Bauen am Kernscheider Höhenweg?

In anderen Stadtteilen protestieren Bürger und Beiräte gegen das Vorhaben der Stadt, bisherige Grünflächen für Wohn- und Gewerbegebiete vorzumerken. In Olewig ist das anders: Der Ortsbeirat schlägt vor, den Kernscheider Höhenweg - bislang nicht für neue Bebauung vorgesehen - in die Erschließungspläne aufzunehmen.

Trier-Olewig. Wo dürfen neue Siedlungen entstehen? Welche Straße muss ausgebaut werden, welche Flecken sollen grün bleiben? Die Stadtverwaltung erarbeitet derzeit einen neuen Flächennutzungsplan, der bestimmt, welche Flächen künftig wie genutzt werden dürfen.
Was neuen Wohnraum angeht, sieht das Rathaus einen sehr geringen Handlungsspielraum in Olewig: Bauliche Verdichtung sei "nur in sehr begrenztem Umfang vorgesehen, aber nicht vollständig zu vermeiden", steht im Umweltbericht zum Flächennutzungsplan. Das sieht der Olewiger Ortsbeirat anders. Er stimmte dem aktuellen Entwurf des Plans in seiner jüngsten Sitzung zwar grundsätzlich zu, gab aber zusätzlich eine Stellungnahme ab. Kernpunkt: Das Gebiet am Kernscheider Höhenweg sei, anders als im Flächennutzungsplan vorgesehen, sehr wohl zur Erschließung geeignet. Sowohl Strom und Wasser als auch gute Busanbindung seien gegeben.
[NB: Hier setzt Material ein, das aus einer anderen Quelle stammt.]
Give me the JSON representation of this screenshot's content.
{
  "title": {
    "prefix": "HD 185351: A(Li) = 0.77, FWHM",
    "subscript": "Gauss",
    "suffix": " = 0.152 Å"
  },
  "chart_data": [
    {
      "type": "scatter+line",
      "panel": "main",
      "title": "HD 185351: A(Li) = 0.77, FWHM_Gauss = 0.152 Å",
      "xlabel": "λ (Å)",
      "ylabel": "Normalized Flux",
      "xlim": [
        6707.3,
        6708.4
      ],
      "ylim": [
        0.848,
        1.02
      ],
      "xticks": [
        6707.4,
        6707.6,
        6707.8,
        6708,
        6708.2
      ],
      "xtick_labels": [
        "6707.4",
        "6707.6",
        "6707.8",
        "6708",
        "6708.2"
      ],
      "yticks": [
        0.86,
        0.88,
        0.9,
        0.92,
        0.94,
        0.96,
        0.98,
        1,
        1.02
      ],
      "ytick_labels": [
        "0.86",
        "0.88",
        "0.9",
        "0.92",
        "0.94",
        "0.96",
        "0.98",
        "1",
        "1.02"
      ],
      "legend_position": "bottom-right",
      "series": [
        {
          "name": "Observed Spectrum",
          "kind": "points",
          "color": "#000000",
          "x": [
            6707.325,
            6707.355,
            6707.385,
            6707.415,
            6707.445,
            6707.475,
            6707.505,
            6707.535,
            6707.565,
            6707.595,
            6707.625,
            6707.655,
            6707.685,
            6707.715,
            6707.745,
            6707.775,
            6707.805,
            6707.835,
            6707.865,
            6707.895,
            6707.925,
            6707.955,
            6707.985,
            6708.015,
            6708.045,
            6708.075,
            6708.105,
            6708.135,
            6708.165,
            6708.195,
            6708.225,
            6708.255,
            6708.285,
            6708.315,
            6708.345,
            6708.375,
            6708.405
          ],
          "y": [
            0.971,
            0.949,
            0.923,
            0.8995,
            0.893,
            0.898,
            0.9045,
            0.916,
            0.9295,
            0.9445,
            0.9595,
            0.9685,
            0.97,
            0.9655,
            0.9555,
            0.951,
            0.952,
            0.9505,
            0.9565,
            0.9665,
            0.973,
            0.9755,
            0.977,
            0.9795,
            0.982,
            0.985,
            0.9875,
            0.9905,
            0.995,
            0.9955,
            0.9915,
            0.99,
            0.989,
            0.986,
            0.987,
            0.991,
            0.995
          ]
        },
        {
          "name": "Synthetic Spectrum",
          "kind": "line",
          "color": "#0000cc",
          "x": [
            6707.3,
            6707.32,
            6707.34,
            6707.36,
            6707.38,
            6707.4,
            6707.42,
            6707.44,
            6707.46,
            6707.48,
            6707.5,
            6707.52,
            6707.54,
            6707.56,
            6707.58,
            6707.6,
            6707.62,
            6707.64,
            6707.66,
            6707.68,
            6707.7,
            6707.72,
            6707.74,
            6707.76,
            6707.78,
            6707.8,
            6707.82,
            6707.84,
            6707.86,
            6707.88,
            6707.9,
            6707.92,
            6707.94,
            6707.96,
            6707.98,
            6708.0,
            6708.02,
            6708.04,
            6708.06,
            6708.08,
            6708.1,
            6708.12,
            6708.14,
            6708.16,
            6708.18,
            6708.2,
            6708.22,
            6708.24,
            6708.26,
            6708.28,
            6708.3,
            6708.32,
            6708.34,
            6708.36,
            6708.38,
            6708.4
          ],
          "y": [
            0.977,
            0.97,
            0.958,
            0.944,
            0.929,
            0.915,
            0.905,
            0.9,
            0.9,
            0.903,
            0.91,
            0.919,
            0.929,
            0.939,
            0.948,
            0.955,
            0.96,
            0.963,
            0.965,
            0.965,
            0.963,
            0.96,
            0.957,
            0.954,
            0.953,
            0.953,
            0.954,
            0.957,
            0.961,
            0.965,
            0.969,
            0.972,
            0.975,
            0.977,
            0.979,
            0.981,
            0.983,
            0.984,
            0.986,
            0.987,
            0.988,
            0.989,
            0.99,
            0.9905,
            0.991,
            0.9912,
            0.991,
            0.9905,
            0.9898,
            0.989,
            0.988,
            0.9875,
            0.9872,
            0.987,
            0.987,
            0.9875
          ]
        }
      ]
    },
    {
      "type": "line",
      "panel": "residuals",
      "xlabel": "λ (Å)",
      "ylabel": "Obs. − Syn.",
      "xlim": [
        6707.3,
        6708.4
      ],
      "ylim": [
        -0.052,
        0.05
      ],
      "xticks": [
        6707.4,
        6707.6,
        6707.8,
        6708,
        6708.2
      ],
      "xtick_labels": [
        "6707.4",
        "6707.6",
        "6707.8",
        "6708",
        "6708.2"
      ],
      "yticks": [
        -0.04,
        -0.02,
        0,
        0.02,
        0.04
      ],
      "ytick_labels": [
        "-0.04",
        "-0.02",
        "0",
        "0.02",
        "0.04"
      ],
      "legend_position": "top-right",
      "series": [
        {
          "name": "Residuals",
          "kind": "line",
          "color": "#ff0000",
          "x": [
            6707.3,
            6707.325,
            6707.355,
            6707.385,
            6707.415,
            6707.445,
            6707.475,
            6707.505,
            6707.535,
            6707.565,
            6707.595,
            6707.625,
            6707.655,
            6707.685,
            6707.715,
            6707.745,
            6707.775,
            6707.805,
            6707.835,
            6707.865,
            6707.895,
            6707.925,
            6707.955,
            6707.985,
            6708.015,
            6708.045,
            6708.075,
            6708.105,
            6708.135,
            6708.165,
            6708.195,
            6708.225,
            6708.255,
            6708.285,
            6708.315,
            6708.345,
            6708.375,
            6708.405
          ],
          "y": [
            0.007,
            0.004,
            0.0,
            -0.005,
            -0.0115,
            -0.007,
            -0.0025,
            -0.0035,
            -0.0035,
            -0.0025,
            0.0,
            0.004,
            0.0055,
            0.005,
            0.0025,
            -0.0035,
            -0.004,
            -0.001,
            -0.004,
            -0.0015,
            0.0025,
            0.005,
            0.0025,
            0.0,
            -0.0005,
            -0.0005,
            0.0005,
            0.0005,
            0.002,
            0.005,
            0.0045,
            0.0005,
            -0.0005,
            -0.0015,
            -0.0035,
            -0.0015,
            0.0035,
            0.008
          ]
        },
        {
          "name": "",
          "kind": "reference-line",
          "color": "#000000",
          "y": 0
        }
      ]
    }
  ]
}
Gerade vor dem Hintergrund, dass die Stadt händeringend nach Wohnraum suche, versteht der Rat nicht, warum dies kein Baugebiet werden soll, argumentiert der Rat.
Einige Bürger waren extra zur Sitzung gekommen, um diesen Punkt einzubringen und freuten sich darüber, dass die Ratsmitglieder den Aspekt von sich aus ansprachen. Neben dem Vorschlag für das Neubaugebiet am Kernscheider Höhenweg enthält die Stellungnahme des Ortsbeirates einen weiteren Punkt: Der öffentliche Wirtschaftsweg, der sich am Hang des Tals zwischen den Weinbergen und den Häusern entlangzieht, soll aufgewertet werden, so dass er zum Spazierengehen und zur Erholung einlädt. Lorenz Fischer (CDU), von dem der Vorschlag kam, schlug als Beispiele Sitzbänke oder eine kleine Aussichtsplattform vor, von der aus man über das Tal blicken könnte.
Die Vorschläge aus Olewig sollen in die weiteren Beratungen über den Flächennutzungsplan einfließen. Ist der Entwurf fertig und vom Stadtrat abgesegnet, haben die Bürger die Möglichkeit, den Plan einzusehen und eigene Einwände vorzubringen.